Today is mostly downhill, descending to Great Fryup Head, where track ponies would earlier have carried coal from the pits scattered in the area, and on through the bracken of Glaisdale High Moor to the valley of Glaisdale and the Esk River. Take in Beggars Bridge, with its graceful arches dating back to the early 1600s, when it was used in the times of the packhorse. Continue through East Arncliffe Wood, and follow a centuries-old trade route through Eskdale and on to today's destination - Grosmont, in the Esk Valley.

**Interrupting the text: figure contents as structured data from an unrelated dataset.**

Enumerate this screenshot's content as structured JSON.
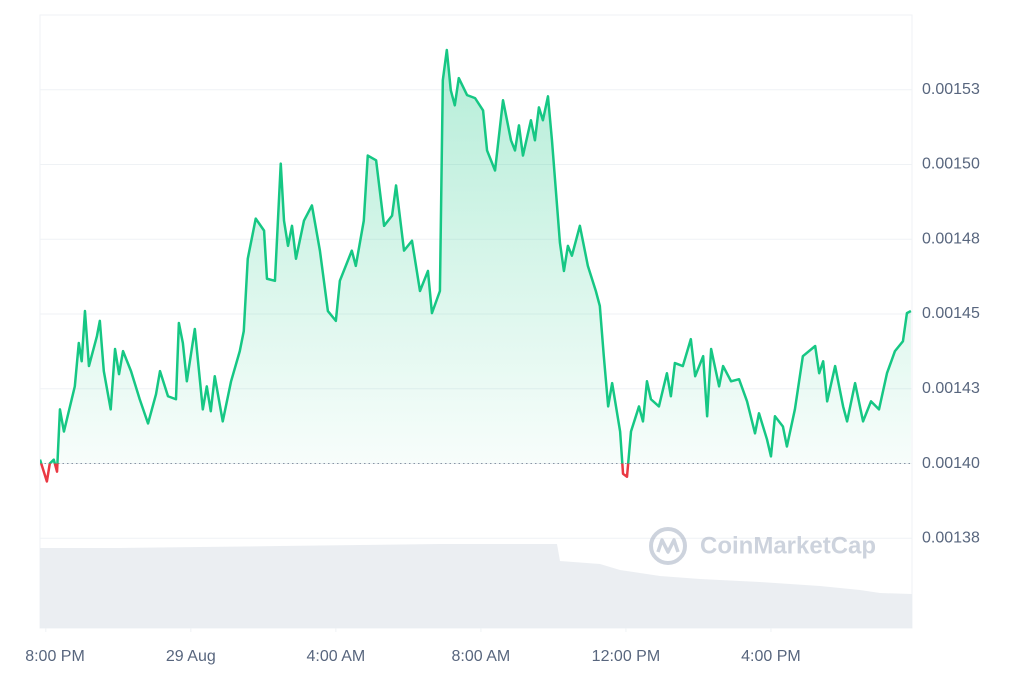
{
  "chart_data": {
    "type": "line",
    "x": [
      -0.16,
      0.03,
      0.11,
      0.22,
      0.31,
      0.39,
      0.5,
      0.8,
      0.91,
      0.99,
      1.08,
      1.19,
      1.41,
      1.49,
      1.6,
      1.79,
      1.91,
      2.02,
      2.13,
      2.35,
      2.59,
      2.82,
      3.04,
      3.15,
      3.37,
      3.59,
      3.67,
      3.78,
      3.89,
      4.11,
      4.33,
      4.44,
      4.55,
      4.66,
      4.88,
      5.11,
      5.35,
      5.46,
      5.57,
      5.79,
      6.02,
      6.1,
      6.32,
      6.48,
      6.57,
      6.68,
      6.79,
      6.9,
      7.12,
      7.34,
      7.56,
      7.78,
      8.0,
      8.11,
      8.44,
      8.55,
      8.77,
      8.88,
      9.11,
      9.33,
      9.55,
      9.66,
      9.88,
      10.1,
      10.32,
      10.54,
      10.65,
      10.87,
      10.95,
      11.06,
      11.17,
      11.28,
      11.39,
      11.62,
      11.84,
      12.06,
      12.17,
      12.39,
      12.61,
      12.83,
      12.94,
      13.05,
      13.16,
      13.38,
      13.49,
      13.6,
      13.71,
      13.85,
      13.96,
      14.18,
      14.29,
      14.4,
      14.51,
      14.73,
      14.95,
      15.17,
      15.28,
      15.39,
      15.51,
      15.62,
      15.84,
      15.92,
      16.03,
      16.14,
      16.36,
      16.47,
      16.58,
      16.69,
      16.91,
      17.13,
      17.24,
      17.35,
      17.57,
      17.79,
      17.91,
      18.13,
      18.24,
      18.35,
      18.57,
      18.68,
      18.9,
      19.12,
      19.34,
      19.56,
      19.67,
      19.89,
      20.0,
      20.11,
      20.33,
      20.44,
      20.66,
      20.88,
      21.22,
      21.33,
      21.44,
      21.55,
      21.77,
      21.99,
      22.1,
      22.32,
      22.54,
      22.76,
      22.98,
      23.2,
      23.42,
      23.64,
      23.75,
      23.86
    ],
    "series": [
      {
        "color": "#16c784",
        "values": [
          0.0014013,
          0.001394,
          0.0014,
          0.0014013,
          0.0013973,
          0.0014181,
          0.0014107,
          0.0014258,
          0.0014403,
          0.0014342,
          0.001451,
          0.0014326,
          0.0014426,
          0.0014477,
          0.0014309,
          0.0014181,
          0.0014383,
          0.0014299,
          0.0014376,
          0.0014309,
          0.0014215,
          0.0014134,
          0.0014232,
          0.0014309,
          0.0014225,
          0.0014215,
          0.001447,
          0.0014403,
          0.0014275,
          0.001445,
          0.0014181,
          0.0014258,
          0.0014175,
          0.0014292,
          0.0014141,
          0.0014275,
          0.0014376,
          0.0014443,
          0.0014685,
          0.0014819,
          0.0014779,
          0.0014618,
          0.0014611,
          0.0015003,
          0.0014812,
          0.0014728,
          0.0014795,
          0.0014685,
          0.0014812,
          0.0014863,
          0.0014712,
          0.001451,
          0.0014477,
          0.0014611,
          0.0014712,
          0.0014661,
          0.0014812,
          0.001503,
          0.0015014,
          0.0014795,
          0.0014829,
          0.001493,
          0.0014712,
          0.0014745,
          0.0014577,
          0.0014644,
          0.0014503,
          0.0014577,
          0.0015282,
          0.0015383,
          0.0015248,
          0.0015198,
          0.0015289,
          0.0015232,
          0.0015222,
          0.0015181,
          0.0015047,
          0.001498,
          0.0015215,
          0.0015081,
          0.0015047,
          0.0015131,
          0.001503,
          0.0015148,
          0.0015081,
          0.0015191,
          0.0015148,
          0.0015228,
          0.0015081,
          0.0014738,
          0.0014644,
          0.0014728,
          0.0014695,
          0.0014795,
          0.0014661,
          0.0014577,
          0.0014527,
          0.0014359,
          0.0014191,
          0.0014269,
          0.0014107,
          0.0013966,
          0.0013956,
          0.0014107,
          0.0014191,
          0.0014141,
          0.0014275,
          0.0014215,
          0.0014191,
          0.0014302,
          0.0014225,
          0.0014336,
          0.0014326,
          0.0014416,
          0.0014292,
          0.0014359,
          0.0014158,
          0.0014383,
          0.0014258,
          0.0014326,
          0.0014275,
          0.0014282,
          0.0014208,
          0.0014101,
          0.0014168,
          0.0014081,
          0.0014024,
          0.0014158,
          0.0014124,
          0.0014057,
          0.0014181,
          0.0014359,
          0.0014393,
          0.0014302,
          0.0014342,
          0.0014208,
          0.0014326,
          0.0014191,
          0.0014141,
          0.0014269,
          0.0014141,
          0.0014208,
          0.0014181,
          0.0014302,
          0.0014376,
          0.0014409,
          0.0014503,
          0.001451
        ]
      }
    ],
    "down_color": "#ea3943",
    "baseline": 0.0014,
    "xlim": [
      -0.16,
      23.89
    ],
    "ylim": [
      0.001345,
      0.00155
    ],
    "xticks": [
      {
        "value": 0,
        "label": "8:00 PM"
      },
      {
        "value": 4,
        "label": "29 Aug"
      },
      {
        "value": 8,
        "label": "4:00 AM"
      },
      {
        "value": 12,
        "label": "8:00 AM"
      },
      {
        "value": 16,
        "label": "12:00 PM"
      },
      {
        "value": 20,
        "label": "4:00 PM"
      }
    ],
    "yticks": [
      {
        "value": 0.001525,
        "label": "0.00153"
      },
      {
        "value": 0.0015,
        "label": "0.00150"
      },
      {
        "value": 0.001475,
        "label": "0.00148"
      },
      {
        "value": 0.00145,
        "label": "0.00145"
      },
      {
        "value": 0.001425,
        "label": "0.00143"
      },
      {
        "value": 0.0014,
        "label": "0.00140"
      },
      {
        "value": 0.001375,
        "label": "0.00138"
      }
    ],
    "grid": true,
    "watermark": "CoinMarketCap"
  }
}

Hike from Grosmont to Robin Hood’s Bay

The North Sea is near but there's still a good day's hike ahead. Leave the Esk Valley and head up over Sleights Moor and the Graystone Hills. Take in the postcard-perfect hamlet of Littlebeck, the slopes of Great Wood, the man-made features of the "hermitage" hewn from solid rock, and the wooded waterfall of Falling Foss. Embark on the final three-mile clifftop walk before reaching Robin Hood's Bay, a picturesque fishing village with narrow alleys and 400-year-old houses. Wrap up with a ritual bathing of the feet in the North Sea.

Transfer to York and Depart England

Transfer to the rail station in York for onward destinations. Arrival at York is by 11am, so you should arrange train departures for after this time. Returning homeward flights from London may require an additional overnight in London (cost of accommodations is additional); we do not advise scheduling a return flight home on this same day.